Clinicians continuously discussed the role of PAC in facilitating diagnoses that prioritise the well-being of people with dementia through timely diagnoses as opposed to quick ones, where the former places the person with dementia’s interests at the forefront of healthcare. In contrast, the latter prioritises stakeholders’ interests.

“I think PAC definitely supports timely diagnoses, but I also think it depends on whether you are interested in what is best for the individual or what is best for the Trust! […] It's making sure that the person is ready to hear it in the right frame of mind. Essentially, timely diagnoses are person-centred. Quick diagnoses aren’t.” Ash.

Ash’s perspective underscores the significance of timely diagnoses in the context of PAC, highlighting how timely diagnoses prioritise the individual’s well-being, contrasting with rushed diagnoses that may overlook these considerations. This sets the stage for exploring the role of PAC in facilitating timely diagnoses and its impact on the emotional well-being of people with dementia. Charlie builds upon Ash’s emphasis on person-centred care by stressing the importance of working at the person with dementia’s pace, illustrating the practical implications of prioritising readiness for diagnosis.

“Working at their pace is quite important. You know, we always ask for a timely… timely diagnosis timely to me is when they're ready, not when we are. And… and I get that we have to diagnose people and move on and get all these rates up a do get that, but I think if we force in somebody through a system that's scared that's worried, doesn't understand it… they're gonna retract and we, we're not gonna engage. And it's fearful. It's horrible for them.” Charlie.

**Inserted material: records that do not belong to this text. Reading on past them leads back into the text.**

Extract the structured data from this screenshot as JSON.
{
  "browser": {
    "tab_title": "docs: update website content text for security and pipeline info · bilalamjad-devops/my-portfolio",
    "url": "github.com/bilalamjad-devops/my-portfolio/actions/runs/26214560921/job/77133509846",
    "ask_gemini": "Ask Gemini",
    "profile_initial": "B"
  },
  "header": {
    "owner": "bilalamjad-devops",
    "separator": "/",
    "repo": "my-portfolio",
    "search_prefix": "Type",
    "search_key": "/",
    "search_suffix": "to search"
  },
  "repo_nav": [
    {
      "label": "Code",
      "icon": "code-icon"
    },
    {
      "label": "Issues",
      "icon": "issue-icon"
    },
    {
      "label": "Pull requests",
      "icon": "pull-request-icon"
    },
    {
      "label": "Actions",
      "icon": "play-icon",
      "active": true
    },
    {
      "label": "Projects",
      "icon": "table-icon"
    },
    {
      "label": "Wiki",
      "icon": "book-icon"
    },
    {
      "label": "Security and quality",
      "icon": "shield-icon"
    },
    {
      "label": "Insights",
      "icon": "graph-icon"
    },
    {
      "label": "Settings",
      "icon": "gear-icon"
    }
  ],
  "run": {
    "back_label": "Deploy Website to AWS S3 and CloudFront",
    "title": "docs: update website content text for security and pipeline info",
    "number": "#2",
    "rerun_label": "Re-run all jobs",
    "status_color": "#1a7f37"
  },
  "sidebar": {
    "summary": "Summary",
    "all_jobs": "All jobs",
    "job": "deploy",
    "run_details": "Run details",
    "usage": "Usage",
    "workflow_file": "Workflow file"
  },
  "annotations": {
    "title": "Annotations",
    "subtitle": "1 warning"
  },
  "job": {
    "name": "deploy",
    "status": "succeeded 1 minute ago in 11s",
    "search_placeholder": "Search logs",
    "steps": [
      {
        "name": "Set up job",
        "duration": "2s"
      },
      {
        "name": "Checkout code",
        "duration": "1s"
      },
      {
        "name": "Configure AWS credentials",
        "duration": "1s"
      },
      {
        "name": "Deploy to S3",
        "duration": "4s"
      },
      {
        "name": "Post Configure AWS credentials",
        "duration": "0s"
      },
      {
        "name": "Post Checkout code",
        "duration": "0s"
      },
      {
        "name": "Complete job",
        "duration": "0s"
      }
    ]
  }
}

Morgan expands upon Charlie’s insights by acknowledging mistakes and the potential harm caused by rushing diagnoses.

“And you know, we made mistakes. […] we've encouraged people to go along with it when perhaps they weren't ready. And I think we did harm to people. You know, you can do harm to people.” Morgan

Morgan’s perspective prompts a critical examination of past practices. It highlights the need for a person-centred approach in PAC to ensure that diagnoses are delivered at the right time, with sensitivity to the individual’s emotional state. Jules’s approach to supporting decision-making after initial assessment resonates with Morgan’s reflection, demonstrating a concrete example of how clinicians can mitigate harm and promote well-being through person-centred practices in PAC.

“Yeah, I had a lady who sort of said she wanted to move forward with assessment. Then she got quite upset at the end of PAC and the family did want it to move forward with assessment. And I just gave time, and I did explain, you know, the benefits of the early diagnosis again at the end of the not, you know, at the end of my actual initial assessment. And… And I gave her some time and I always say to people it's not even a decision you got to make now. I can go away and give you a phone call or I can come back out and see you in a week’s time. You can have a bit of time to digest what I've said, and I could go through things again with you.” Jules

Jules's emphasis on providing people with dementia with the opportunity to digest information and make decisions at their own pace underscores the role of PAC in facilitating a more empowering and supportive diagnostic experience for people with dementia.

In summary, this subtheme highlights the vital role of sensitive delivery and prioritising the well-being of people with dementia in PAC. It’s a crucial tool for timely diagnoses that meet the needs of people with dementia, contrasting with quick diagnoses that may neglect these considerations. Clinicians stress the importance of distinguishing between timely and rushed diagnoses, with the former highlighting person-centred care, reducing errors, and ensuring diagnoses are delivered at the right time.

Subtheme 1b. Empowering people with dementia in the diagnostic journey

Clinicians noted PAC’s role in empowering people with dementia to control their diagnosis journey, highlighting the importance of agency. PAC allows people with dementia to make informed decisions at their own pace, enhancing well-being by restoring their sense of control during the diagnostic journey.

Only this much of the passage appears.